母の膵臓癌日記

膵臓癌を宣告された母の毎日を綴る

いままでの経緯 (12)

2009年09月21日 21時52分41秒 | 日記
9月17日(木)
昼前、キッチンで娘と昼食を用意していると音もなく階段を上ってきた母がいきなり
「ねえ、幻覚ってどういうのをいうの?」と話しかけてくる。
「わあっ!びっくりした…急に現れて怖いこと言わないで。」
「何が怖いの?」
私はまだドキドキしながら
「だって幻覚って!何か見えたの?幻覚は…たとえばそこにいない虫がいっぱい見えたりするみたいよ。」
「ああ、そういうこと。じゃ私のは違うわ。」と母が安心したように言う。
昨夜は夢か現実かわからないような夢を見てなんども目が覚めてしまい熟睡できなかったと言う。
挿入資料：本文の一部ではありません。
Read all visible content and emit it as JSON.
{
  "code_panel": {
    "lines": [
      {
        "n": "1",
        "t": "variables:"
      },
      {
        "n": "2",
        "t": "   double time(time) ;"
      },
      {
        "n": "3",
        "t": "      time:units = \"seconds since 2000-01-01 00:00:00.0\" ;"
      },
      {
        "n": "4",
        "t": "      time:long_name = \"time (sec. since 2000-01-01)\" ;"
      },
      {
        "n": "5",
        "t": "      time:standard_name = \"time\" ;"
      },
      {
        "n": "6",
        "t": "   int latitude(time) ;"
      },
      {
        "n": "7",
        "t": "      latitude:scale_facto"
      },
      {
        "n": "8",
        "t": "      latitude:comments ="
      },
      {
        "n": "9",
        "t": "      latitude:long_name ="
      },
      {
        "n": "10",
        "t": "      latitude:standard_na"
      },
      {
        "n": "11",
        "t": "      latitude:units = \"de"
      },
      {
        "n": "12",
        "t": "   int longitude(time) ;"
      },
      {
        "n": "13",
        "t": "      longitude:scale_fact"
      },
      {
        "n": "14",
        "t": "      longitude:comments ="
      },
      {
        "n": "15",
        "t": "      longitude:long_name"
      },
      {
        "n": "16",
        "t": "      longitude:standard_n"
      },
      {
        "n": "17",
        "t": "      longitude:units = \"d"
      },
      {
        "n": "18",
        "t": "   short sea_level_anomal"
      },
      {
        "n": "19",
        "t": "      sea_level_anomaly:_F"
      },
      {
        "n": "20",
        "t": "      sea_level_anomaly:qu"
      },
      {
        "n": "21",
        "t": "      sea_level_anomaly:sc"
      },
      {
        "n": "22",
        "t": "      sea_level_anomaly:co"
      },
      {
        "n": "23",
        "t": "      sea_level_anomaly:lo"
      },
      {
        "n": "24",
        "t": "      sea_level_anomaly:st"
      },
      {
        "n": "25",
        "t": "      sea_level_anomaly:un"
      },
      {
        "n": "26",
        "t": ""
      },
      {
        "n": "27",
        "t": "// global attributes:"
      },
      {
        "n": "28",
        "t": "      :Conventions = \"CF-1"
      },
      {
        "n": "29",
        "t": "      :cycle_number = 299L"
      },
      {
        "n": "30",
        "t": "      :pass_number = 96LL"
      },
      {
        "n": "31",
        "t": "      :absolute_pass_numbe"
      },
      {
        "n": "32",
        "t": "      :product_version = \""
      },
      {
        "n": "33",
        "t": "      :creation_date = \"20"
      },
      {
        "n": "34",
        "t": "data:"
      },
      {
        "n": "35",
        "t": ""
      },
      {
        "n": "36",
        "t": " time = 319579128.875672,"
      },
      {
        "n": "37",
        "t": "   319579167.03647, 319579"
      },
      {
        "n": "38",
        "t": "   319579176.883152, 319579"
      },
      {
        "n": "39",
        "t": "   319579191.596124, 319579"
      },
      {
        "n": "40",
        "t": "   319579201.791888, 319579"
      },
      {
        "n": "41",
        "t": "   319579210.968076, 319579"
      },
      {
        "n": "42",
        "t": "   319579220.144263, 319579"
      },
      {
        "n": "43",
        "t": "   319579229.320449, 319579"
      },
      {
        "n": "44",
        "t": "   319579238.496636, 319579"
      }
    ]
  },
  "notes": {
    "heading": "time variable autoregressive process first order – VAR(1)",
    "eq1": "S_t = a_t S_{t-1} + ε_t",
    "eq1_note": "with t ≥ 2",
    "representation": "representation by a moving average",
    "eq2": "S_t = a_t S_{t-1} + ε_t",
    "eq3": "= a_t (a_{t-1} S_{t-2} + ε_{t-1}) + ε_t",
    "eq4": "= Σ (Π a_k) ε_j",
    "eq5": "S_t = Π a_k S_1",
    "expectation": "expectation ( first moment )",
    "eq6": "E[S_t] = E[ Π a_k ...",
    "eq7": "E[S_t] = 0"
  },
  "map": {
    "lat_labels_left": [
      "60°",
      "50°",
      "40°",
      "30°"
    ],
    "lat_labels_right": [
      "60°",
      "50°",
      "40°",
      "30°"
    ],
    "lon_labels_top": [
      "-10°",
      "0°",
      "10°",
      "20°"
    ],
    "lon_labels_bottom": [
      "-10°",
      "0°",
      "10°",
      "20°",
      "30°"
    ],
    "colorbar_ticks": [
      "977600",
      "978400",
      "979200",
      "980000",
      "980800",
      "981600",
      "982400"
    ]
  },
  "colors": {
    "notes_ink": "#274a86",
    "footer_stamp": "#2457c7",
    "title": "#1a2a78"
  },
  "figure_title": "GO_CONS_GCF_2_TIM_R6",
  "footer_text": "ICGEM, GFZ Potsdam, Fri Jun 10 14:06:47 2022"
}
麻薬のオキシコンチンの量が増えたとき薬局で「たまに副作用で幻覚が見える人がいます」と言われ
母も私も内心どっきりした。母は薬局を出たとき「なんか怖いこと言われちゃった。」と言っていたのだ。
幻覚ではないけれど、そんな夢を見るのも副作用かもしれないね。と話す。

午後に兄から旅行の詳細を報せるメールが私と弟あてに入る。
川口湖畔の、窓から見える富士山の眺めが抜群に良い旅館ということで
景色を眺めるのが大好きな両親にとても喜ばれそうだ。
私も久しぶりの温泉はとても楽しみだ。
返事のメールを打ち、昨夜の電話では躊躇したこのブログのURLを教えるが
「恥ずかしいので誰にも内緒」と書き添える。

夕方、用があって階下へ下りると母が「揚げたてのコロッケ食べる?」と言う。
もらうと言うと、お皿に昔ながらのジャガイモのコロッケを2つ乗せて手渡される。
ダンナは芋が嫌いなのでひとつ食べてアルバイトに出ている次女のF子にひとつ残そうと思ったが
冷めてしまってはまずいしF子はアルバイトから帰っても食べないかもしれないと思い2個とも夕食に食べてしまう。
子どもの頃から慣れ親しんでいる味の熱々コロッケはとても美味しかった。


↑ところどころ焦げていて、見た目はよろしくないが味は「おふくろの味」です。

夕食後、母が青い顔をして2階に上ってくる。
手にはコロッケの中身―つぶしたジャガイモと炒めて味をつけたひき肉、たまねぎを混ぜたもの―が
たっぷり入ったボウル、と小麦粉、パン粉の袋を持っている。
「ジャガイモがいっぱい余ってたから全部コロッケにして冷凍しようと思ったんだけど…
疲れちゃって…代わりに作ってくれない?」
ひどく消耗している様子で体も前屈みの姿勢になっている。
「やるわよ。階段上ってこないでインターフォンで呼び出してくれたらいいのに。」と引き受け、
早くお風呂に入って寝るように言う。

コロッケを作ったくらいであんなに疲れてしまうとは。日に日に母が弱っていると感じて暗い気持ちになる。
ボウルの中の具を小判型にまとめていくと11個のコロッケの中身ができた。
こんなにいっぱいの量のジャガイモを洗って茹でて皮を剥いてつぶし、炒めたひき肉と混ぜたのだから
まあ疲れるのも当然かな、と思いなおす。ひとつひとつ衣をつける作業が大変で
バイトから帰ったF子に手伝ってもらうとあっと言う間に終る。
「私の食べる分はないの?」とF子に責められた。